Dr. Toth is a world expert in retinal imaging with optical coherence tomography (OCT) and pioneered both the first use of a research hand-held spectral domain OCT system for infant examination and the first intraoperative OCT-guided ophthalmic surgical system. For infants and children, Dr. Toth’s multidisciplinary team has demonstrated novel eye findings that are visible only with OCT imaging and that are often associated with brain disease or challenges of brain development. In surgery, Dr. Toth performed the world’s first intraoperative OCT imaging and the first swept-source OCT imaging with heads-up display during retinal surgery. She has been repeatedly honored among the Best Doctors in America.

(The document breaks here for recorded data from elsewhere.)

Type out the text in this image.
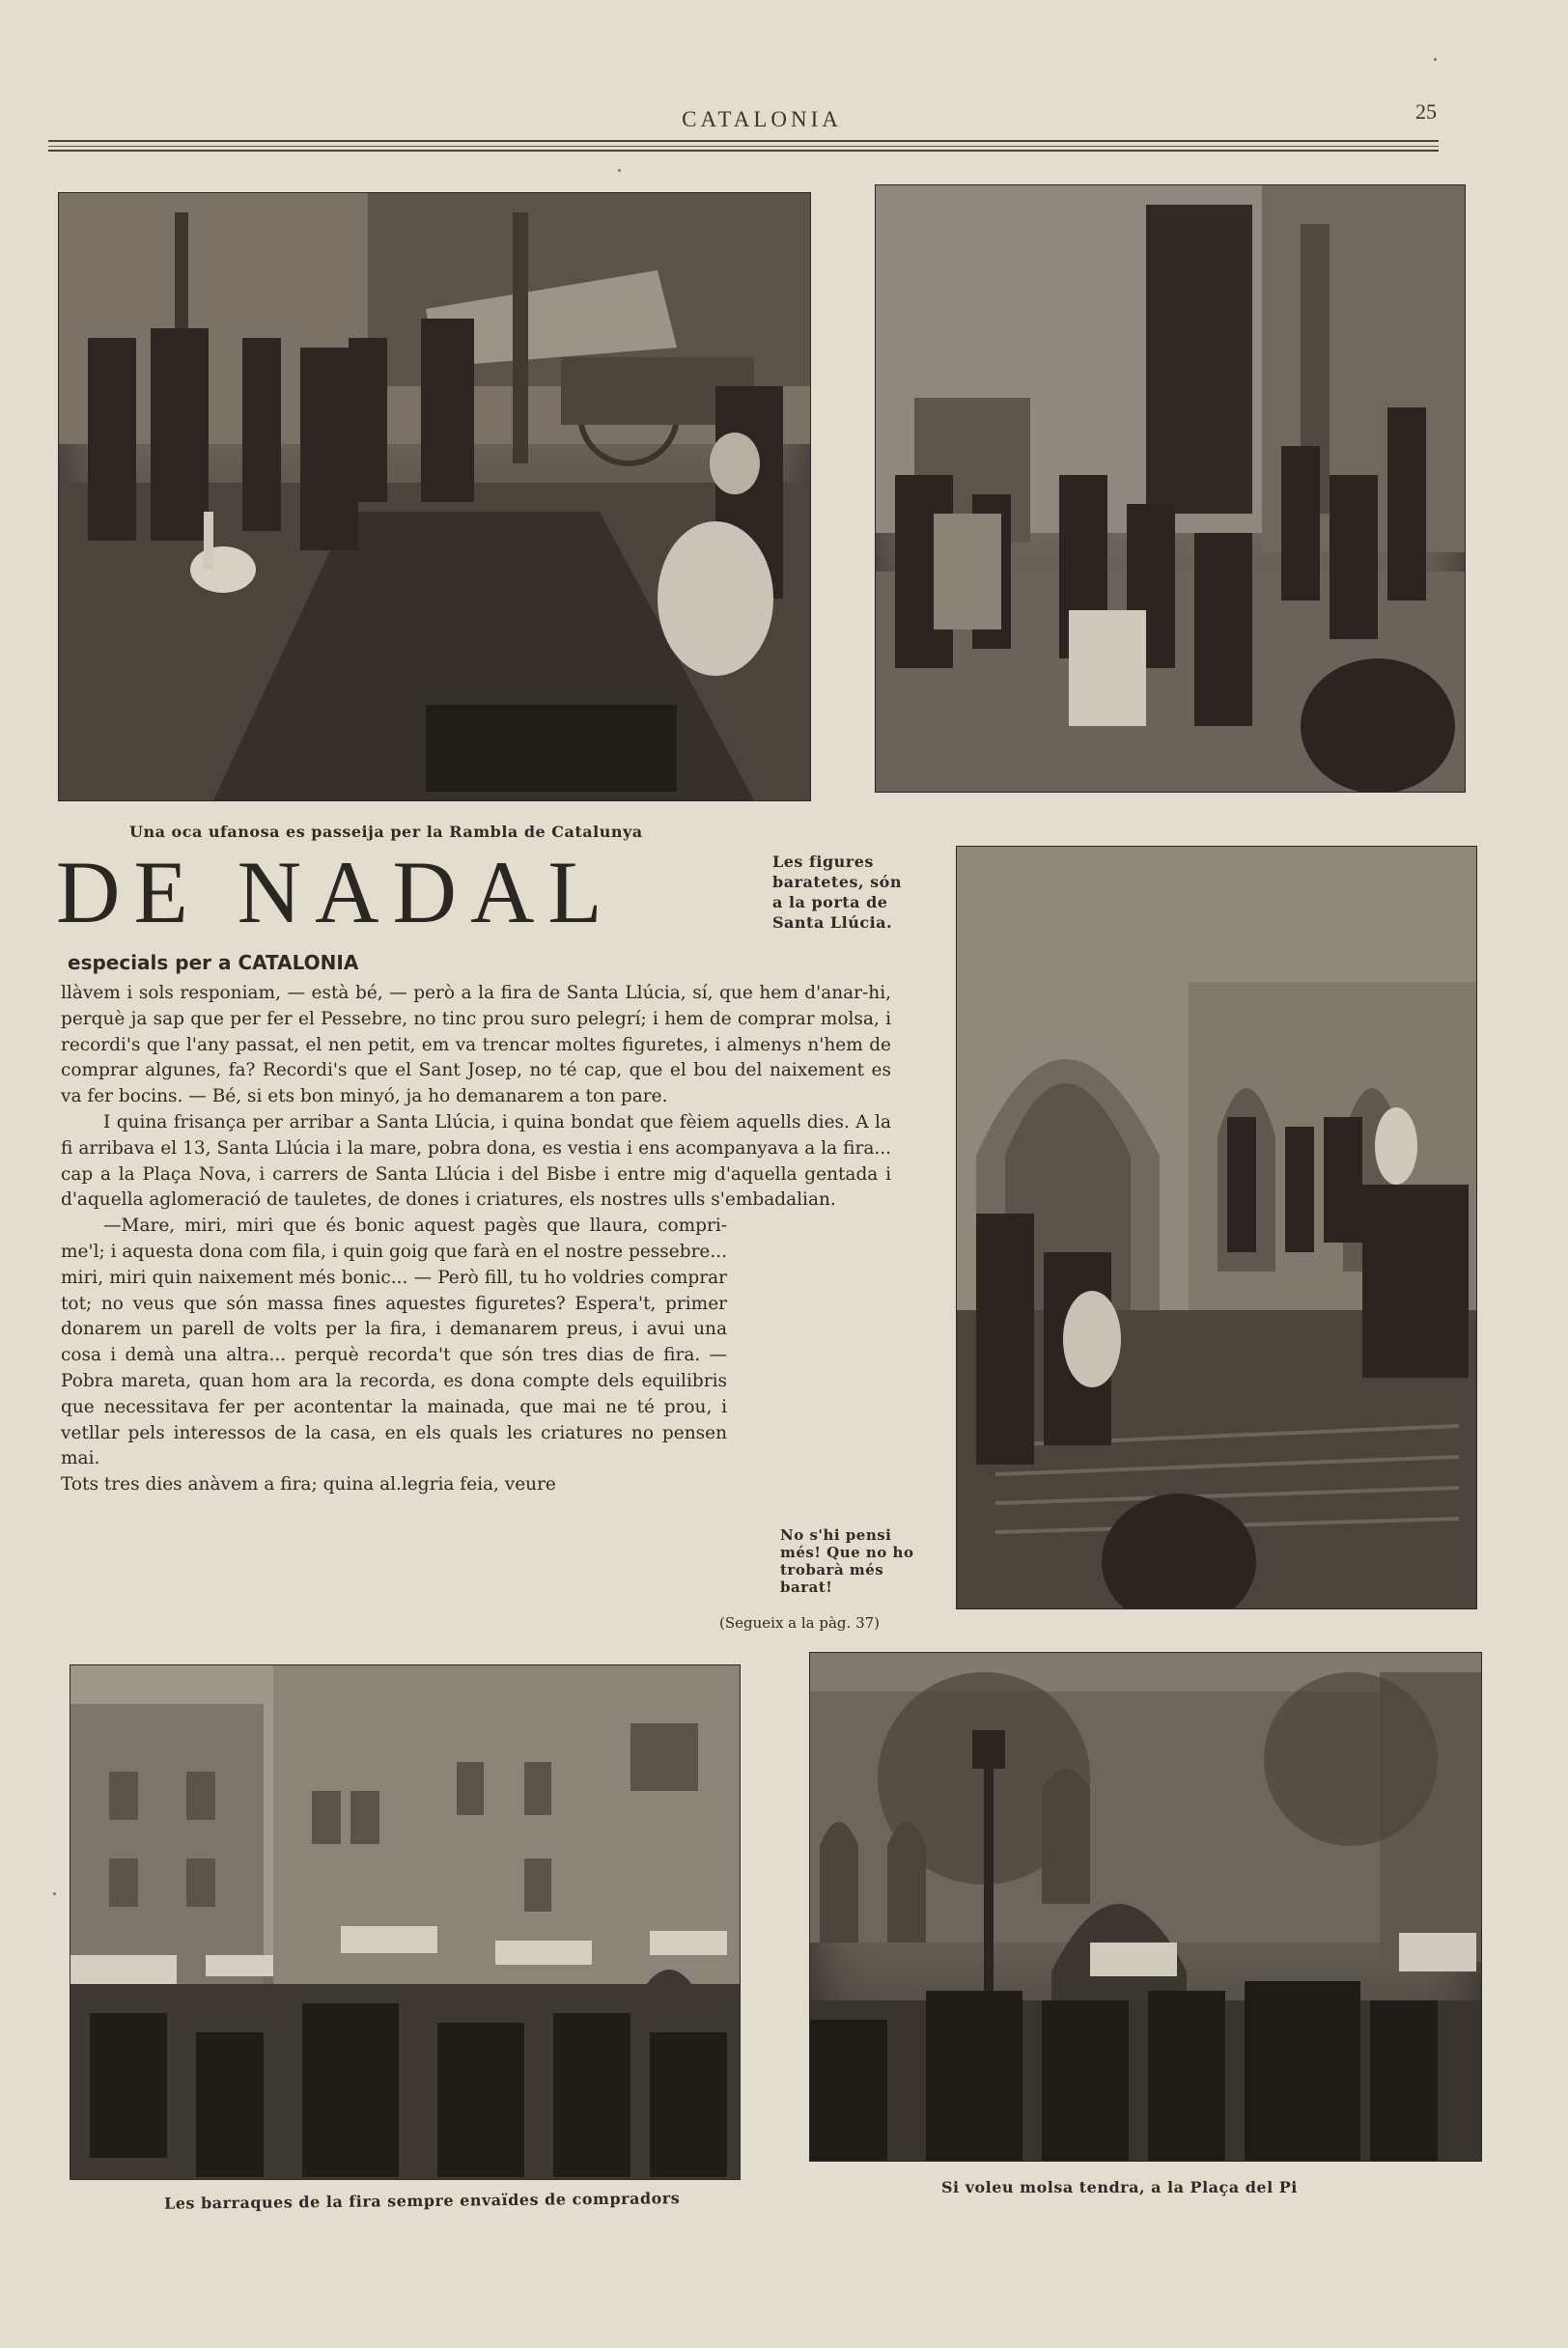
CATALONIA	25
Una oca ufanosa es passeija per la Rambla de Catalunya
Les figures baratetes, són a la porta de Santa Llúcia.
No s'hi pensi més! Que no ho trobarà més barat!
Les barraques de la fira sempre envaïdes de compradors
Si voleu molsa tendra, a la Plaça del Pi
DE NADAL
especials per a CATALONIA

llàvem i sols responiam, — està bé, — però a la fira de Santa Llúcia, sí, que hem d'anar-hi, perquè ja sap que per fer el Pessebre, no tinc prou suro pelegrí; i hem de comprar molsa, i recordi's que l'any passat, el nen petit, em va trencar moltes figuretes, i almenys n'hem de comprar algunes, fa? Recordi's que el Sant Josep, no té cap, que el bou del naixement es va fer bocins. — Bé, si ets bon minyó, ja ho demanarem a ton pare.

I quina frisança per arribar a Santa Llúcia, i quina bondat que fèiem aquells dies. A la fi arribava el 13, Santa Llúcia i la mare, pobra dona, es vestia i ens acompanyava a la fira... cap a la Plaça Nova, i carrers de Santa Llúcia i del Bisbe i entre mig d'aquella gentada i d'aquella aglomeració de tauletes, de dones i criatures, els nostres ulls s'embadalian.

—Mare, miri, miri que és bonic aquest pagès que llaura, compri-me'l; i aquesta dona com fila, i quin goig que farà en el nostre pessebre... miri, miri quin naixement més bonic... — Però fill, tu ho voldries comprar tot; no veus que són massa fines aquestes figuretes? Espera't, primer donarem un parell de volts per la fira, i demanarem preus, i avui una cosa i demà una altra... perquè recorda't que són tres dias de fira. — Pobra mareta, quan hom ara la recorda, es dona compte dels equilibris que necessitava fer per acontentar la mainada, que mai ne té prou, i vetllar pels interessos de la casa, en els quals les criatures no pensen mai.

Tots tres dies anàvem a fira; quina al.legria feia, veure

(Segueix a la pàg. 37)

Dr. Toth is also a Professor of Biomedical Engineering, where her primary research interests are in translational research and early-application clinical trials with a focus on novel retinal imaging with spectral domain and swept source optical coherence tomography (SD and SSOCT). Dr. Toth’s laboratory, the Duke Advanced Research in Spectral Domain/Swept Source OCT Imaging (DARSI) Laboratory, centers on improving early diagnostic methods, imaging biomarkers and therapies for both age-related macular degeneration (AMD) and for retinal diseases in children.